On its surface, Pizza Punks seems very different from Dakwäkãda Warriors. The core concept really is “punks eating pizza,” Pauls says. “That’s the gag: someone slipping on a piece of pizza, getting into a mosh pit and finding pizza …” But he also sees a more serious side to these Pizza Punks strips. “They unintentionally became artifacts of the Vancouver punk scene at the time. A lot of the venues and bands that I reference aren’t around anymore: they either got condemned or renovicted, or maybe the band broke up. So it became this time capsule for the scene that I was in.”

Brown agrees, saying, “Cole has been making a new [instalment of Pizza Punks] which will only exist as the final chapter of the collected book. He has been sending me the new strips and they are longer and meatier than the first issues.” Of these new segments set in Vancouver’s impoverished Downtown Eastside, Brown says that Pauls is “coming into his own as a cartoonist.”

Cole Pauls with pizza

The artist and his muse

Pauls is thrilled with the launch plans for Pizza Punks, which involve a special collaboration with Vancouver’s Mint Records. “[We’re making] a split seven-inch record with [Canadian indie acts] Tough Age and Dumb. Both bands have written their own Pizza Punks anthems, and I’m doing all the [album] artwork. There’s also an eight-page comic that comes with it.” This is that analogue, DIY community ethos reinvented for a time of necessary distance. Pauls might even get to press the records himself. “I’m working with all my friends,” Pauls says. “I’m super excited for it because this is something I’ve always wanted to do: this is the dream project.”
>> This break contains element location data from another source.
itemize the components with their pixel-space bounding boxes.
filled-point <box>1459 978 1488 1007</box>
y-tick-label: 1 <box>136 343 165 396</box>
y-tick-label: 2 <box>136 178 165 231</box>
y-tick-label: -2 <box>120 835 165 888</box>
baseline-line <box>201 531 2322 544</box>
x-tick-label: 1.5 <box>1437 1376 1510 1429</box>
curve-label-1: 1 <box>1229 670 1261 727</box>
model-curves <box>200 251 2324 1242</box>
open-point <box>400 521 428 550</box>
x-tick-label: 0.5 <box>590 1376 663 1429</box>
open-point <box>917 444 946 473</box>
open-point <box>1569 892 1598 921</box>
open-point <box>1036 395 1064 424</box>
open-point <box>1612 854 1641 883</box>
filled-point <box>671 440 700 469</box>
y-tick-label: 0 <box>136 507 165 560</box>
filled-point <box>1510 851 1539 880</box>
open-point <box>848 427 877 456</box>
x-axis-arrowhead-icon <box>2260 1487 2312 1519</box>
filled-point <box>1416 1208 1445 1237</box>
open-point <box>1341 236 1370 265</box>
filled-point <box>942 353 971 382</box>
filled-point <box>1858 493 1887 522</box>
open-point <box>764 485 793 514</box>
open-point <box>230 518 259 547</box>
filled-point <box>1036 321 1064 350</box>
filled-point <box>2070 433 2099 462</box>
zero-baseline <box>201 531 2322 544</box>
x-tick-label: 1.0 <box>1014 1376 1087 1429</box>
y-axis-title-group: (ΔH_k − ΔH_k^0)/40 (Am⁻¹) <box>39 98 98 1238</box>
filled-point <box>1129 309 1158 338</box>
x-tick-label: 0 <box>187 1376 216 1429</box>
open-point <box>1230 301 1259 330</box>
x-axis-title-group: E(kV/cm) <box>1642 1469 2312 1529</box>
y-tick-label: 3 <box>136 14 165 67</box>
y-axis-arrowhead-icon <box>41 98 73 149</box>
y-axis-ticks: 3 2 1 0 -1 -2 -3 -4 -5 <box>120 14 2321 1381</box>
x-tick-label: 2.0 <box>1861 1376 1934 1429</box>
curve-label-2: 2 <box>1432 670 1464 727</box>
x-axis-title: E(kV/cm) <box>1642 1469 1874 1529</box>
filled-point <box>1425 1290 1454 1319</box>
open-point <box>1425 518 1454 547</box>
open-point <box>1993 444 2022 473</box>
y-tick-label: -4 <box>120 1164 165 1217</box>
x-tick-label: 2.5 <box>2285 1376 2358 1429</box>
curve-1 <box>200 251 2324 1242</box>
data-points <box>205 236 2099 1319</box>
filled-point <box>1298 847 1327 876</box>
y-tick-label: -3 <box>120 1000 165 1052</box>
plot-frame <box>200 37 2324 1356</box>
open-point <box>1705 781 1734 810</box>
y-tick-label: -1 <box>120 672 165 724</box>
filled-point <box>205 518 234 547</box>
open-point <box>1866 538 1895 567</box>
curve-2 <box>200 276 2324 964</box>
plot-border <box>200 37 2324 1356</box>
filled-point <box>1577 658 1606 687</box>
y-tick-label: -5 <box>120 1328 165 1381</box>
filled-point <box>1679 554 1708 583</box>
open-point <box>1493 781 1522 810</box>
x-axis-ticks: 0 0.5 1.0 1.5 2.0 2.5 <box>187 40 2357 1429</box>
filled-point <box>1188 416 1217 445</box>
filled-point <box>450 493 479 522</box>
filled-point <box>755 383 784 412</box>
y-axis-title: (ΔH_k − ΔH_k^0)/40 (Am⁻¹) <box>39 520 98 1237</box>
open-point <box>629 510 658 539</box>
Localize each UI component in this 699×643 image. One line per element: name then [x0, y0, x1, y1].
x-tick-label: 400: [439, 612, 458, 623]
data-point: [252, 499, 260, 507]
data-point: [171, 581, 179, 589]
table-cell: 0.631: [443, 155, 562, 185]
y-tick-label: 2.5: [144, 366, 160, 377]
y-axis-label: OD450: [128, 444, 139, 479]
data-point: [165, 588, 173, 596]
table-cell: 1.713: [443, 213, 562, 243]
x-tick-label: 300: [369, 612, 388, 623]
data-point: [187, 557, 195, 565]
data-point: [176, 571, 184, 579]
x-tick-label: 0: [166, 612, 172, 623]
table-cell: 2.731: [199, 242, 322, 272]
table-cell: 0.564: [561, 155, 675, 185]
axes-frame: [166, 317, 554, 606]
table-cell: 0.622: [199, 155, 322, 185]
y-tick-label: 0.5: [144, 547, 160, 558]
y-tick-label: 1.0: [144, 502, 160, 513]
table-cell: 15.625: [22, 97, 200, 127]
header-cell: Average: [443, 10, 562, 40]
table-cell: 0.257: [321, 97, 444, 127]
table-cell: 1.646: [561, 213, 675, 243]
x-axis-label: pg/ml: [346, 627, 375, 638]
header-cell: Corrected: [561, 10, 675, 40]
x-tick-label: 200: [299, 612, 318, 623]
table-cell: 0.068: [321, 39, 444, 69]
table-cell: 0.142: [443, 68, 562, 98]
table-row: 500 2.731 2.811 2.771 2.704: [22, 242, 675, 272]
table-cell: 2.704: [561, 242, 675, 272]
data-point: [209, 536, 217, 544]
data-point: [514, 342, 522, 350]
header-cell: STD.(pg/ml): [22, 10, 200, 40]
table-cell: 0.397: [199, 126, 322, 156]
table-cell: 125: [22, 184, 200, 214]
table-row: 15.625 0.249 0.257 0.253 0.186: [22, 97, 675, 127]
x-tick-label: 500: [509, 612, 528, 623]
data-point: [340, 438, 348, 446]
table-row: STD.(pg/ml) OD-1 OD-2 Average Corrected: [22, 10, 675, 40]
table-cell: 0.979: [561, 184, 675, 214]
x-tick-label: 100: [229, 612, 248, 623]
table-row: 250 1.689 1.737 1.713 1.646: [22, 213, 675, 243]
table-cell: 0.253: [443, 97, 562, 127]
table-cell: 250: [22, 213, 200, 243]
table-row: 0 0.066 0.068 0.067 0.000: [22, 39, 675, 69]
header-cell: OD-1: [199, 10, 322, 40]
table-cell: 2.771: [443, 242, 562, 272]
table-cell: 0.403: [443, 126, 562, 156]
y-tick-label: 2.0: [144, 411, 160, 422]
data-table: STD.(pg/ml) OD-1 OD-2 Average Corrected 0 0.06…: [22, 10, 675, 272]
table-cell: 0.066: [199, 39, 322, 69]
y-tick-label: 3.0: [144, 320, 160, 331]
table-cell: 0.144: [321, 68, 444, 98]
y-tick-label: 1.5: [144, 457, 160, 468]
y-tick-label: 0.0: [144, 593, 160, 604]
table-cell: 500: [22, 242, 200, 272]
Conundrum is in the process of signing Pauls for a third book, tentatively scheduled for 2022 and titled Kwändǖr. Like his first two graphic novels, parts of Kwändǖr have already appeared as comics zines. “I’ve been doing all these workshops with youth, and I’ve been making these heritage comics about my identity. Almost all the stories will be Indigenous, and they’ll almost all involve the Yukon or B.C.” While Warriors is about Indigenous futures, Pauls says, “Kwändǖr is going to be about the present, about racism today, and about my personal experiences.”

As we’re wrapping up our chat, I hear that alarm again: an hour later, it’s time for Pauls to show support for his friend once more. He takes a moment to cast his online ballot before popping back with a final word about the launch of Pizza Punks: “It’s gonna be cool.”